Sept. 4, 2019
Recent IRS audits of Part 135 charter operators highlight the importance of developing and implementing best practices for collecting and remitting federal excise tax (FET) on brokered charter flights.
“The IRS does not provide specific guidance related to which party is responsible for collecting and remitting FET on air transportation when a broker is involved,” said Scott O’Brien, NBAA’s senior director of government affairs. “We often receive questions from the industry about the lines of responsibility for FET when a charter operator is working with a broker, and these questions have become more frequent with the rise of new online booking platforms.”
During recent audits, the IRS has cited Section 4263 of the Internal Revenue Code and elected to strictly enforce those guidelines. Under that section, when air transportation tax is imposed, and not paid at the time payment for transportation is made, the carrier providing the initial segment of the taxable transportation must remit the FET.
According to the recent audits, even if a charter broker is involved, the actual operator of the flight is viewed as providing the transportation, and thus ultimately responsible for remitting the tax.

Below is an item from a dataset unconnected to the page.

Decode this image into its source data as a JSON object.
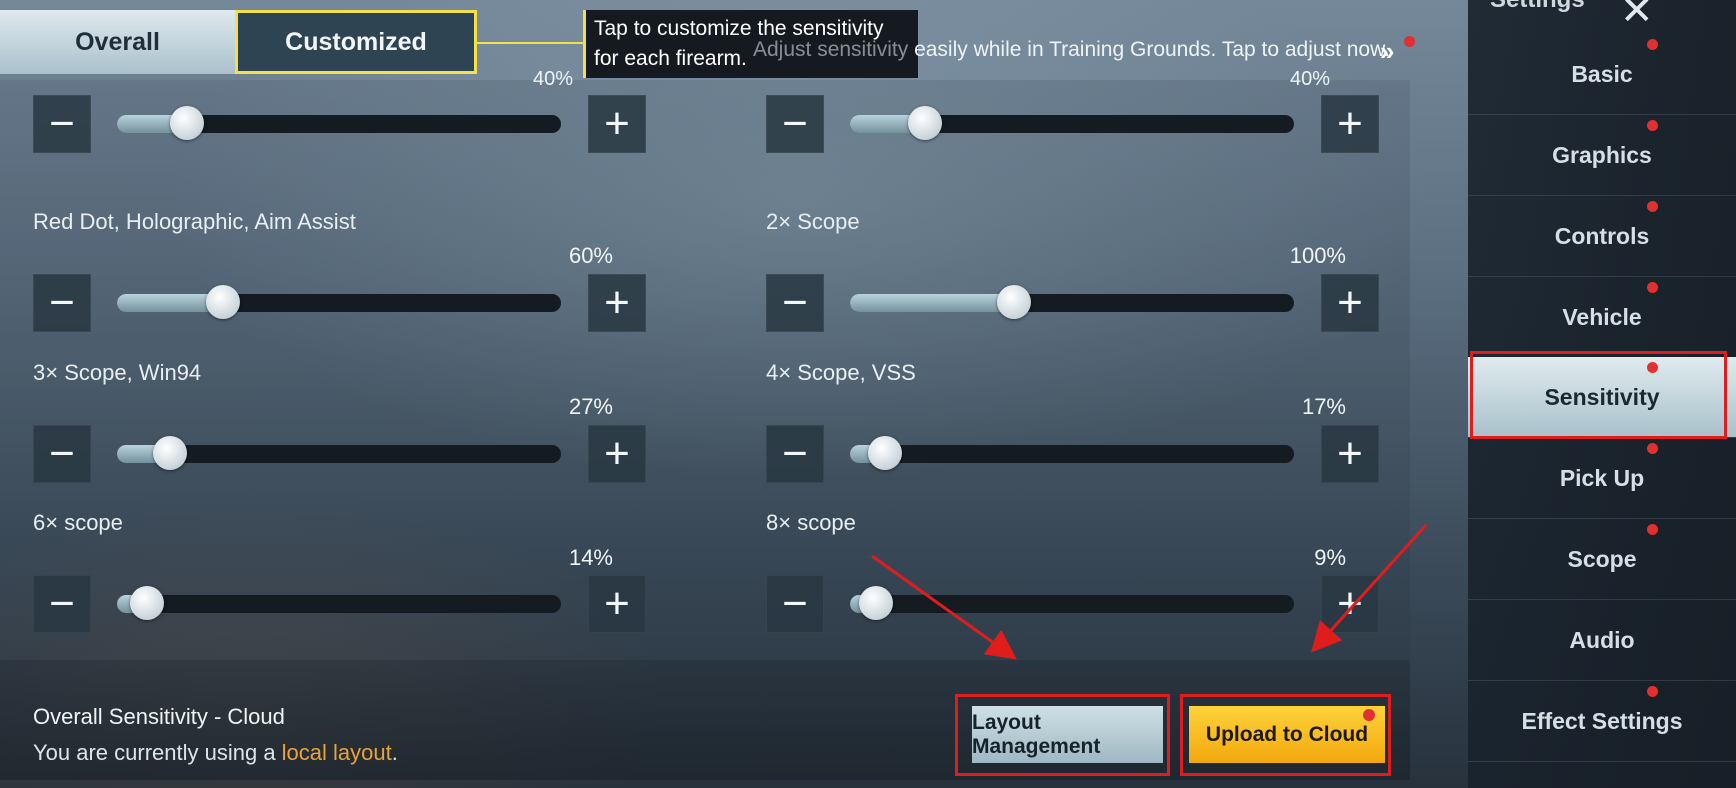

Mark Dennen, chief financial officer of Solairus Aviation, explained how challenging it can be for a Part 135 charter operator to collect and remit FET, since many brokers want to deal directly with the customer on the final invoice for a flight. While the charter operator quotes the broker a price for the flight, the operator often does not know the final cost to the broker’s customer, which creates the challenge in terms of FET collection and remittance.
While some Part 135 operators believe they aren’t involved in brokering, any time an aircraft or pilot is unavailable for a planned trip and that operator outsources the trip to another Part 135 operator, the first operator is acting as a broker.
Dennen recommended specifying in any agreement with a broker (or agreement between two charter operators in which one of the operators acts as a broker) which party is responsible for FET collection and remittance. Individual invoices for brokered flights should also indicate which party is responsible for FET.
As an alternative measure, Nel Stubbs, vice president and tax expert at Conklin & de Decker, recommended that the Part 135 air carrier collect FET on air transportation for several reasons, not the least of which is that during audits, the IRS will first look to the operator to determine if FET was properly collected and remitted.
“The reality is if the FET was not collected by the broker or carrier/broker on the amounts paid by the passenger for air transportation, then the entity that provided the flight could be held primarily liable for the FET if there is no clear delineation as to who has responsibility for collecting the FET. Part 135 air carriers must conduct due diligence on the brokers with which they do business,” said Stubbs. “This is especially true if a broker insists on collecting and remitting the FET. A reputable broker should be willing to provide documentation [Form 720] about past tax payments.”
And if you’re audited by the IRS, don’t go it alone. “Always consult with legal counsel before talking with the IRS,” suggested Dennen.